Empirically, MACU consistently outperforms strong single-agent baselines by 3.4–25.5% across four diverse benchmarks: OSWorld (desktop control), Online-Mind2Web, WebTailBench, and Odysseys (long-horizon web navigation). On Odysseys, MACU improves average task completion wall-clock time by approximately 1.5×, demonstrating that multi-agent coordination can accelerate traditionally slow CUA pipelines. The system also exhibits more favorable test-time scaling.
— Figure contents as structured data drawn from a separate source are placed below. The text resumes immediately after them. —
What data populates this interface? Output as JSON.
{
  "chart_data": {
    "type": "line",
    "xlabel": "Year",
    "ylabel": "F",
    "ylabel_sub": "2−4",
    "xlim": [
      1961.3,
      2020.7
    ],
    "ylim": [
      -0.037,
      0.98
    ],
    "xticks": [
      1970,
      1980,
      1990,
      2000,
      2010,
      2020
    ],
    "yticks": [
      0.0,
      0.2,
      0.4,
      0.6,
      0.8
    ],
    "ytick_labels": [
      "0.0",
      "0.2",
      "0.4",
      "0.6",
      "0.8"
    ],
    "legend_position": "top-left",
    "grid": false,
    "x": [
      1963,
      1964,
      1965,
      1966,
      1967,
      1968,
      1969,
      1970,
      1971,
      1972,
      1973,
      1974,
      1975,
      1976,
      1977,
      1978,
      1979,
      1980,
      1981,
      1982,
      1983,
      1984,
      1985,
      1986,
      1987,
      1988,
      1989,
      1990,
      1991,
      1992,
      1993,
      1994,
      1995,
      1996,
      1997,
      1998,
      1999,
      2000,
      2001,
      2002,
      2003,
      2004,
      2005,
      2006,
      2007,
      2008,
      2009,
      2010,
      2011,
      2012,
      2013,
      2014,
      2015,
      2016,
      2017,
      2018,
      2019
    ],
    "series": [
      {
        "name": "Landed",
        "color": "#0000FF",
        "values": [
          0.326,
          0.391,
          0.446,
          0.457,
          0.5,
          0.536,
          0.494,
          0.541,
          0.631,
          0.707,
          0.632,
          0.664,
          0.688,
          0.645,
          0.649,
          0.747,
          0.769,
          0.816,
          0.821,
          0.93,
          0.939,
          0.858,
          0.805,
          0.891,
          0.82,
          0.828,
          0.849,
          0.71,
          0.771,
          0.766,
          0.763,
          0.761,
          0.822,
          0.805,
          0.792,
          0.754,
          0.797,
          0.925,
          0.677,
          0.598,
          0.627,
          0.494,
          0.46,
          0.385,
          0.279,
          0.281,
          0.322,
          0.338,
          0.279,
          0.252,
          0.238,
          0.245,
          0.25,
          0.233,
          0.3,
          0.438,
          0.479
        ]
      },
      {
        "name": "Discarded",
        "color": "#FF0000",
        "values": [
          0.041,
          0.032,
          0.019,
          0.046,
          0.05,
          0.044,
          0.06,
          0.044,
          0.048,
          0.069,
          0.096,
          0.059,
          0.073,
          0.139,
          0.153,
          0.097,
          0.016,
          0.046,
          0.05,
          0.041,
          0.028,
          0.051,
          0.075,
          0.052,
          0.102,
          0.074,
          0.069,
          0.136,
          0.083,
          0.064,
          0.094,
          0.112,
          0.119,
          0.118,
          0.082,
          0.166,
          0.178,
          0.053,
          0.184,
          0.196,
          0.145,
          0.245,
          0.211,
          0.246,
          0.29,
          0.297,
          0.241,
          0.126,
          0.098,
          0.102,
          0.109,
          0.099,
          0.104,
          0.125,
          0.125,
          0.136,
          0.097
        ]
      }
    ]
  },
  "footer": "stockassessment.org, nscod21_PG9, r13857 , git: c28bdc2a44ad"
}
The researchers release all code and interactive visualizations, positioning MACU as a promising axis for scaling computer use agents to work productively for longer and more effectively.
- MACU improves task accuracy by 3.4–25.5% over single-agent baselines across desktop and web benchmarks
- Manager model decomposes tasks into a DAG and dispatches parallel subagents, enabling efficient parallel execution
- Task completion time on long-horizon web navigation (Odysseys) improves ~1.5× in wall-clock time
Why It Matters
Multi-agent coordination can make computer-use AI faster, more reliable, and capable of complex long-horizon tasks.